Hospitality does cost us something, and I think that’s why our Western culture isn’t as good at it as Eastern ones. “Tamu adalah raja,” they say in Indonesia, “The guest is king.” Living there for a long time, I remember so many times being frustrated when someone came to our front gate, unannounced, and feeling the culture dictate to drop everything I was doing and receive this person into our home, offer refreshments, and chat for a while—the whole while grumbling internally about the other things I was planning on doing in that time slot. It was a slow, painful death for my Type A personality.

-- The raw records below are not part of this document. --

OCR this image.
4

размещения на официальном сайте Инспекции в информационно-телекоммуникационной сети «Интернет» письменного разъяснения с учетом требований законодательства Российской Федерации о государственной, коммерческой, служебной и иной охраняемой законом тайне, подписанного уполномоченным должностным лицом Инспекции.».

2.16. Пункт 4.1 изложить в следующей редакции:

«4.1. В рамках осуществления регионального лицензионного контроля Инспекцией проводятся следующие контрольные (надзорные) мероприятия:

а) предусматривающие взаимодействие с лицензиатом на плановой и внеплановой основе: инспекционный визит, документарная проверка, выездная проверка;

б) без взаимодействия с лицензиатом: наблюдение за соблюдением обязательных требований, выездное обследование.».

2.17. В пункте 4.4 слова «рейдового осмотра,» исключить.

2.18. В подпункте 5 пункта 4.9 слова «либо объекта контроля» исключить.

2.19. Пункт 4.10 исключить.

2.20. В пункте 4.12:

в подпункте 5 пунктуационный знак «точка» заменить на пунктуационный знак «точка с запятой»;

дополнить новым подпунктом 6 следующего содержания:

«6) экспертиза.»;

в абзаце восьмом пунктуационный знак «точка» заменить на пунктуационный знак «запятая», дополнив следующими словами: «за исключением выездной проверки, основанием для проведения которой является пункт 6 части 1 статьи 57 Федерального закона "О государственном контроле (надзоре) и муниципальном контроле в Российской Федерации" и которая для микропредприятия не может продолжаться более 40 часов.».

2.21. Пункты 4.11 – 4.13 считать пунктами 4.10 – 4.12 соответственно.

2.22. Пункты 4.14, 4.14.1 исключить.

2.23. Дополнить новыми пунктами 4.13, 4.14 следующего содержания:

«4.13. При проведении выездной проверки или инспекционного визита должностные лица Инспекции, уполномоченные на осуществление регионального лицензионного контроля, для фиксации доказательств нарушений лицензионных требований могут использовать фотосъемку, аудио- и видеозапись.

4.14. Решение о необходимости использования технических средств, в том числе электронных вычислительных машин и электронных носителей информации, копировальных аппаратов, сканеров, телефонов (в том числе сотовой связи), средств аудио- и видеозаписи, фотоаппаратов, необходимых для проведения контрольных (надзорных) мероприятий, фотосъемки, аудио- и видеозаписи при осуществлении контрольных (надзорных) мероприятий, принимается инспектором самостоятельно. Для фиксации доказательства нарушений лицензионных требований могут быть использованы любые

But a good death. “Do not neglect to show hospitality to strangers, for by this some have entertained angels without knowing it” (Hebrews 13:2). God certainly values hospitality, actually factoring angels into the equation of a math that sometimes doesn’t make sense to us.
When was the last time you offered the white welcome chicken of purity to your guests? (Okay, that is really hard to say with a straight face). Let me rephrase:
When is the last time hospitality cost you something?
I’m not sure the answer for me either, but I imagine that angels take good care of chickens.